La NASA n’est pas peu fière d’avoir annoncé des indices de la présence d’eau sur Mars. Eurêka ! Des millions de tonnes d’eau, mal placées (aux pôles principalement). Et seulement à l’état solide, par -50°C. Qu’à cela ne tienne ! « Même pas peur » se disent quelques irréductibles terriens, devant ce défi que semble leur avoir personnellement lancé la planète Mars. Nous avons là des scientifiques souvent très sérieux, mais à tendance un brin optimiste ! Des géologues audacieux entraînant dans leur sillage quelques politiciens New Age. Que suivent allègrement quelques hommes d’affaires déjantés, Elon Musk et Richard Branson en tête (Space X et Virgin Galactic)
Mais entre une poignée de doux rêveurs et le grand public, il y a un gouffre ! Des géologues, nostalgiques de l’âge d’or de la Science-Fiction, semblent quand-même un peu restés à l’âge ado-rebelle. Pourtant, ils ont très sérieusement inventé le concept de « terra-formation« , ou comment reproduire des conditions de vie en mode extra-terrestre. Juste pour tenter de fuir cette vie terrestre que leurs parents indignes voulaient leur imposer. Qui se rappelle des projets de « biosphères », version améliorée et autosuffisante de nos « Center Parcs ». Folie adolescente ? Geste suicidaire ?
Au fond, ce projet n’est peut-être pas plus fou que celui du clonage humain ou des organismes génétiquement modifiés aux pouvoirs étendus ! Sauf que nous ne gardons plus du tout, cette fois, les pieds sur terre : cap sur une planète située entre 55 et 400 millions de kilomètres. Un voyage de 6 mois (aller simple), même si la Nasa, avide de soutiens financiers, excite ses sponsors avec la promesse d’aller beaucoup plus vite (projet de fusée magnéto-plasmique…)
Et si tout cela était possible ? Et si ce projet devenait techniquement possible ? Avec des « si » on mettrait Mars en bouteille… Alors il nous resterait à assurer la faisabilité économique, en misant sur le progrès technique et les fameuses économies d’échelle. Cela dit, personne n’est dupe sur le caractère élitiste d’un tourisme ou d’une migration extra-terrestre. Jamais on ne pourra transplanter l’humanité toute entière ailleurs que la où elle a vu le jour et s’est développée. Déjà que l’on n’assure pas la sécurité des voyageurs de Méditerranée. Alors l’espace ! Mais aux yeux des plus virulents défenseurs d’un tel projet, comme toujours, arrêtons de ronchonner et mettons-nous au travail…

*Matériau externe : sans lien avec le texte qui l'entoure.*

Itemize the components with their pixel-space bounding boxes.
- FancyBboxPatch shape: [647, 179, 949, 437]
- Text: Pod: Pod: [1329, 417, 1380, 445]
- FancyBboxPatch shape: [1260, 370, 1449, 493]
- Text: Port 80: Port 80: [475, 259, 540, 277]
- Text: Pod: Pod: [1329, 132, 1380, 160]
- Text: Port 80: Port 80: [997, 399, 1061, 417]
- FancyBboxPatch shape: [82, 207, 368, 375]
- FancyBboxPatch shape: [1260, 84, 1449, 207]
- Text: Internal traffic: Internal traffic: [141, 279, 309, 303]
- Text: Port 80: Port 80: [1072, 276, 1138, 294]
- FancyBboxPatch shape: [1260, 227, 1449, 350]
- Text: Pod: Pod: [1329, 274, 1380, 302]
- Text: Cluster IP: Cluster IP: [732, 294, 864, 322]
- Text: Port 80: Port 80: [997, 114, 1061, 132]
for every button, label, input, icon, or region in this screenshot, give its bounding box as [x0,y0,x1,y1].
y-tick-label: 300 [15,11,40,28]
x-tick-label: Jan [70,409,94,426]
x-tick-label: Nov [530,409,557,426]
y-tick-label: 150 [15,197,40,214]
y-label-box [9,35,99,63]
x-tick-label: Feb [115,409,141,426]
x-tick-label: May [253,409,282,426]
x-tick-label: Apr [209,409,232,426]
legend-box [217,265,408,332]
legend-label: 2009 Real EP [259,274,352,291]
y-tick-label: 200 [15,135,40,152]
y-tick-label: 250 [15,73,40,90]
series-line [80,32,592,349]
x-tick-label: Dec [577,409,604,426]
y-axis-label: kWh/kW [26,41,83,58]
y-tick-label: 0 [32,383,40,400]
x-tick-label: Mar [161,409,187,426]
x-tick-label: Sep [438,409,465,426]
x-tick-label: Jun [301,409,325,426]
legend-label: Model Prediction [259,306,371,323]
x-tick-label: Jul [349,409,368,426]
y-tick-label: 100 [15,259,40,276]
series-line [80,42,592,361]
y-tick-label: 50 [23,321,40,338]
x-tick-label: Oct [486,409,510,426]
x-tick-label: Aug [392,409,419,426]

A écouter les doux rêveurs de la terra-formation, on se dit que l’heure n’est pas à un retour à la maison, ni à la raison. La vie sur terre, en mode « raisonné », doit être un « truc de vieux » ! C’est vrai pour la terra formation, tout comme d’autres projets d’artificialisation (intelligence artificielle, domotique, nano-systèmes). Nouveau symptôme d’un délire technologique qui nous envahit. Les grands média, en quête de Graal, se frottent les mains. Sans oublier Hollywood qui nous propose un vol direct pour Mars, par Matt Damon interposé. Le nouveau pouvoir des géologues permettrait à plus d’un d’entre eux de rebondir professionnellement. Les spécialistes du sous-sol ne sont-ils pas simplement en train d’anticiper l’effondrement des activités extractives « classiques » (charbon, pétrole, gaz de schiste, etc.) et la nécessaire fin de notre ère « poubellienne » ? Exit la Terre, vivement Mars ! Plus petite que chez nous, mais toute propre.
Et pourquoi pas des exoplanètes ensuite ? « Sky is the limit »… Mais attention, la riposte des « pieds-sur-terre » sera certainement cinglante. Une fois de plus ce sera un appel à la raison. Pour rappeler à tous les limites de la vie terrestre, ici et maintenant. Pour calmer la fièvre ambiante. Pour tenter une fois de plus d’apaiser nos pulsions violentes et prédatrices. Sinon, en l’absence de débat, la résignation du peuple et du politique laisseront le champ libre soit au geoengineering (sur Terre) soit à sa cousine éloignée, l’areoengineering (sur Mars).